Pun demikian saat umat Kristiani melaksanakan kebaktian setiap hari Minggu, jemaat gereja tersebut juga parkir di depan masjid. Yang menjaga kendaraan mereka adalah remaja masjid. "Ini dilakukan supaya saudara kita yang Kristiani tenang dan khusyuk selama mengikuti kebaktian. Karena kendaraannya ditunggu remaja masjid," tutur Nasir.
Bahkan, keberadaan pengeras suara masjid yang terletak tepat diatas kantor gereja juga tidak dipermasalahkan. "Tidak ada complain sama sekali. Suara adzan itu memang keras, ya memang fungsinya untuk panggilan salat bagi kaum muslim," ucap pendeta.
Sebaliknya saat kalangan jemaat gereja melakukan peribadatan pada misa Natal, lanjut dia, pihak pengurus masjid juga tahu diri. Kalau biasanya sebelum adzan didahului dengan membaca Alquran dengan pengeras suara selama 10 menit, namun untuk menghormati peribadatan umat Kristiani, pembacaan Alquran itu ditiadakan.
"Jika berbarengan dengan Natal, kami meniadakan bacaan Alquran sebelum adzan supaya tidak menggangu peribadatan umat Kristiani. Ini merupakan cara untuk menghormati mereka," tegas Nasir.
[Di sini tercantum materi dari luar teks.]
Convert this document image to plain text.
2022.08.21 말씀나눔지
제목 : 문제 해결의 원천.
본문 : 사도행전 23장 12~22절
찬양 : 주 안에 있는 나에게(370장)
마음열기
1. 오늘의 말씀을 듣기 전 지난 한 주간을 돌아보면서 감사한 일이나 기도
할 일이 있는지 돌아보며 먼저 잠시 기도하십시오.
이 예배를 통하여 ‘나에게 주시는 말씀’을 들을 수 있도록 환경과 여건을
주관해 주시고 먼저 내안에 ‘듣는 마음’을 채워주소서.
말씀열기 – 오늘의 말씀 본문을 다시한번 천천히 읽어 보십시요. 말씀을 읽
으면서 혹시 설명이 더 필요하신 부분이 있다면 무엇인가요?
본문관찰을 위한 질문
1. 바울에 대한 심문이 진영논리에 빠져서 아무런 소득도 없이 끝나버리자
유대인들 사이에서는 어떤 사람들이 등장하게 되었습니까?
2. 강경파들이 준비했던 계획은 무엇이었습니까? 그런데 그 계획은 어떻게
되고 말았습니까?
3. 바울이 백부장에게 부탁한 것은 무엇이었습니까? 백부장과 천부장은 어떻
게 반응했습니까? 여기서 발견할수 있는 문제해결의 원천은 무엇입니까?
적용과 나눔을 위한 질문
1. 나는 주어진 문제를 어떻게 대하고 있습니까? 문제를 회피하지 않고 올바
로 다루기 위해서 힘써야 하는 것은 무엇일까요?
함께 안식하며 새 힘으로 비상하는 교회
Terkenal hingga luar negeri
Sikap toleransi yang terjalin di kawasan tersebut kabarnya menyebar ke seluruh dunia. Banyak orang asing yang berkunjung. Selain ingin melihat dari dekat, merea juga ingin mengetahui kunci kerukunan yang terjadi antara umat beragama tersebut. Bahkan, dua pekan lalu mendapatkan kunjungan special dari kalangan tokoh agama Eropa.
"Biasanya mereka yang studi banding ke sini menanyakan mengenai berdirinya gereja dan masjid. Saya selalu bilang, gereja lebih dulu berdiri. Kenapa masjid bisa berdiri karena ada kesepakatan dari para pendahulu kita. Silakan membangun masjid bersinggungan, bersampingan dan bergadengan dengan gereja. Dan momentum ini disertai dengan pendirian tugu yang artinya tidak akan ada perbedaan dan permusuhan sampai nanti. Jadi ke depannya insya Allah tetap aman," harap Nasir.
Prinsip kehidupan yang penuh dengan toleransi tersebut, dikatakan Nasir, akan selalu ditularkan kepada generasi muda di daerah tersebut.
Lantas, ia pun menegaskan bahwa baik dari phak gereja maupun masjid sangat menjaga betul arti pentingnya kedamaian, persaudaraan dan persatuan. "Kami memang menjaga betul persatuan. Tetapi kalau mengenai agama tidak bisa bercampur, sendiri-sendiri. Dan dalam masalah itu ada pelajaran dari Allah bahwa Islam menjunjung tinggi toleransi, lakum dinukum waliyadin," ucapnya.